Francesca would have found her way easily from the clear directions Catharina gave her, but before she reached the studio she met three little girls waiting for a glimpse of her.
”Good day, children,” she greeted them. ”I'm Francesca Visser and, as I expect you know, I've come to complete my training as an artist with your father. Would you like to tell me your names?”
The tallest girl, with a prim air and hair the color of honey, bobbed respectfully. ”I'm named Catharina after my mother, but Papa started calling me Rina and that is how it stayed. I'm nine.”
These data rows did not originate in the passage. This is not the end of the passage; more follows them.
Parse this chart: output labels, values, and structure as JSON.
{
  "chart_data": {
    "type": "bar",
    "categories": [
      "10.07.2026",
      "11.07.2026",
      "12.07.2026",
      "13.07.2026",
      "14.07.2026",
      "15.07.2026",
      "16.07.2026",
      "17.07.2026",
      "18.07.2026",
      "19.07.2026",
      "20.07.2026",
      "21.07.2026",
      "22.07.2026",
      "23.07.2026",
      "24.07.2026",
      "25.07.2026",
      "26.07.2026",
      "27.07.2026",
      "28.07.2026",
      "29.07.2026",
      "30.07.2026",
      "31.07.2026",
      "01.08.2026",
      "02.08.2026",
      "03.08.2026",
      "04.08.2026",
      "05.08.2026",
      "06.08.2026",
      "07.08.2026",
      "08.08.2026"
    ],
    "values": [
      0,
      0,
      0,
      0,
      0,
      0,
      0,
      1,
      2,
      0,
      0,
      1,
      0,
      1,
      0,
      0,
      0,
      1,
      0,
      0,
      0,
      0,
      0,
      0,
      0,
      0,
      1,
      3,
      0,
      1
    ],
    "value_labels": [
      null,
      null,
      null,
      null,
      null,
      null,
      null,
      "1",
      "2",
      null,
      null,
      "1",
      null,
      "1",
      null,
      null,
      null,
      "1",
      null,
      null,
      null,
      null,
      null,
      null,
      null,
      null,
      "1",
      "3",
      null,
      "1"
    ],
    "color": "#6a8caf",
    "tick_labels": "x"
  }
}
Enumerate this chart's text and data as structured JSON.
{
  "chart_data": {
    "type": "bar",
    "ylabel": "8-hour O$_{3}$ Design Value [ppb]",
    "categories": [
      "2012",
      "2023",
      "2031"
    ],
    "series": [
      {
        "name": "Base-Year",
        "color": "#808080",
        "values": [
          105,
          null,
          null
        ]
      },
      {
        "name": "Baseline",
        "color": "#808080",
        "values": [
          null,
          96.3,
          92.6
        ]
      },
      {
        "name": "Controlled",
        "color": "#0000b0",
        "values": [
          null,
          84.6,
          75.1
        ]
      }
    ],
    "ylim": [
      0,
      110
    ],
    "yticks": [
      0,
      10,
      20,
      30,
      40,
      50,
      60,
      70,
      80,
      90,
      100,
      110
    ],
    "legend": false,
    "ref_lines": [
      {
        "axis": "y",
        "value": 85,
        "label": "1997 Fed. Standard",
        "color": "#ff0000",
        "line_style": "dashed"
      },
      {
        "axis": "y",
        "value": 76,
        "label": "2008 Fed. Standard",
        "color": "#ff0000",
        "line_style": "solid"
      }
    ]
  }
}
”Are you the eldest girl?”
”Oh no, that's Maria, who is fifteen.”
Francesca spoke to the second girl, who was bright-eyed and freckled. ”And you?”
”I'm Lysbeth. On my next birthday I'll be eight.”
The youngest, a merry-looking child with impish eyes, jumped up and down now that it was her turn to speak. ”I'm Beatrix and I'll soon be five!”
Rina gave her a shove. ”Be still now. You'll wake the baby with all that noise.” To Francesca she added, ”Our new brother is three months old.”
”I saw him. He is a fine baby.” Francesca knelt down and put an arm around Beatrix, drawing her close.
Both the other girls knelt down too, Rina to move into the crook of Francesca's free arm while Lysbeth, conscious of her appearance at all times, spread her skirts carefully around her. They started to ask Francesca many questions about her home and family, wanting to know if she had any more sisters and if she had brothers too. In the animated conversation none of them noticed the sound of footsteps along the corridor until Francesca saw out of the corner of her eye that someone in a pair of bucket-topped boots had come to a halt beside her.
She looked up from where she knelt. Master Jan Vermeer, hands resting on his hips with elbows jutting, a black hat thrust to the back of his head, was grinning down at her. His face registered with her before he spoke. It was long and oval, framed by a shoulder-length ma.s.s of frizzy brown hair, eyebrows arched over twinkling eyes. The thin nose, turned down at the end with a slight crookedness to it as if at some time it had been broken, had nostrils flaring back. The mouth was wide and sensual, revealing small, uneven teeth, and his chin was firmly rounded. He leaned over her, thoroughly entertained by finding her in the midst of three of his offspring.
”Are you a new nursemaid or my apprentice?”
”Both at the moment!”
He reached a friendly hand down to her and raised her to her feet. ”Welcome to Delft, Francesca!”